There’s too much stuff in the world—that’s the contention of Tino Sehgal. So The Berlin-based artist constructs experiences, not objects, that can nevertheless be bought and sold. In advance of his upcoming solo show at the Guggenheim, Sehgal gives an inside look at his unorthodox methods.

November 2009

It's a funny thing, preparing to interview Tino Sehgal. The 33-year-old German, currently a phenomenon in art circles, makes what he likes to call “constructed situations.” These include pieces such as This is propaganda (2002), in which people dressed as museum guards chant, “This is propaganda/you know/you know,” and This is new (2003), which requires a museum employee to call out headlines from the day’s newspaper. For This situation, his first New York show, at the Marian Goodman gallery in 2007, hired players started a conversation by calling out one of 100 prechosen philosophical maxims—for instance, “In 1670, somebody said: ‘True eloquence has no use for eloquence.’” They interrupted themselves to announce to new visitors, “Welcome to This situation”; to periodically demand of a viewer, “What do you think?”; or to intermittently strike poses from famous works of art.

If it seems Sehgal’s intent is to catch his audience off guard, the carefully considered rules he has devised for disseminating his work have had the art world atwitter. Namely, he prohibits any photos, videos or other visual documentation of his pieces. In order to sell his idea and the right to enact it, he engages merely in a verbal contract with the buyer in the presence of a notary.

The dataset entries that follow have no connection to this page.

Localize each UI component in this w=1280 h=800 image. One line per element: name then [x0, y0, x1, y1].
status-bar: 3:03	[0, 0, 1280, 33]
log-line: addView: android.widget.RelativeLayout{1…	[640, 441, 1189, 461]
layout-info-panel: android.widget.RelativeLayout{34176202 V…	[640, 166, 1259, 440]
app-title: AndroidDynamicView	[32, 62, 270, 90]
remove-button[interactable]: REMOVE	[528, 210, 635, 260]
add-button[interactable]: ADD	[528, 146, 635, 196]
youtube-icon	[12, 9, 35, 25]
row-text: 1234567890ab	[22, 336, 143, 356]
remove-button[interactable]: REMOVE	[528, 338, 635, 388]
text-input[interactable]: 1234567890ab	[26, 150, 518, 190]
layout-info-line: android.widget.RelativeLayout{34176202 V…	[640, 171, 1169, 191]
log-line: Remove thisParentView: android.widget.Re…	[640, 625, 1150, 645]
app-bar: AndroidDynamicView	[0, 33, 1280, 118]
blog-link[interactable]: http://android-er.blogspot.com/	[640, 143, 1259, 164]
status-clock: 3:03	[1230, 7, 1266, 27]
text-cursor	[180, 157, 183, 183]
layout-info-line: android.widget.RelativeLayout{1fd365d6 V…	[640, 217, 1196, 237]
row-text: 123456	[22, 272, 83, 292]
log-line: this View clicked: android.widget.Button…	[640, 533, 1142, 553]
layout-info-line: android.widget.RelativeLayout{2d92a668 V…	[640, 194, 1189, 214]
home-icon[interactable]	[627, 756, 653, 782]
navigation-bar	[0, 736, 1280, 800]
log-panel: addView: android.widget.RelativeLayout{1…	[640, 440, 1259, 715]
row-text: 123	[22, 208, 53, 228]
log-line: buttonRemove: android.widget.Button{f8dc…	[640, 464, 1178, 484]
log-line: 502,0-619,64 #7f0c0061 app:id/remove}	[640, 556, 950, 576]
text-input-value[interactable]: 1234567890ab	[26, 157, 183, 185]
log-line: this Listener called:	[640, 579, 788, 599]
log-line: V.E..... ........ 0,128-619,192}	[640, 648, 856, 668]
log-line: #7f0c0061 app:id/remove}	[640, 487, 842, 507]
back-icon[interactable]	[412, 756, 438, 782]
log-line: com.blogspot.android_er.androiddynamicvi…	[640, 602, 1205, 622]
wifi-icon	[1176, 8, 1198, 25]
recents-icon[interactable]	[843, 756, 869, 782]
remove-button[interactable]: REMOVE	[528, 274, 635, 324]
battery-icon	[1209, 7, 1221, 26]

Arranging an interview with the artist proves no less logistically complex, with its own set of rules. Sehgal insists on traveling from Europe to America by ship (he dislikes airplanes), and during the long trip across the Atlantic he goes phone- and e-mail-silent. He agrees to be photographed for W only on the condition that his interviewer also appear in the frame. People who have worked with him warn of his prickliness; he’s known to bristle when his pieces are called performances or are compared to theater. (His situations, he likes to point out, shun many conventions of theater, including a strong separation between the audience and the players, and the necessity for specific starting and ending points; his pieces exist from a museum’s opening time to its closing, regardless of visitors, just like most other art.) Nancy Spector, chief curator of New York’s Guggenheim Museum, where two of Sehgal’s pieces will be shown in the rotunda next January through March, repeatedly emphasizes that Sehgal is “sensitive” to his work being described in certain terms.

In person, however, Sehgal turns out to be exceedingly gregarious—so much so, in fact, that he feels compelled to acknowledge it several times (“I love talking, as you can probably realize!”). He even looks accessible, in rumpled jeans, his black hair mussed. He has a boyish face, with kind eyes and an easy smile. He is eager to speak plainly about his work and why he favors creating experiences, not objects. “It started when I was 11 or 12,” says Sehgal, who lives in Berlin with his girlfriend and their two-year-old son. “Kids are very sensitive to the value system of their parents, and I just felt my parents were attaching too much importance, too much meaning, to things. My father had to flee from what is today Pakistan when he was a child, and he became a manager at IBM, and any item of consumption he would acquire was a direct measurement of his success in life. But that same equation wasn’t going to work for me—I was quite clear about that in my early teens.”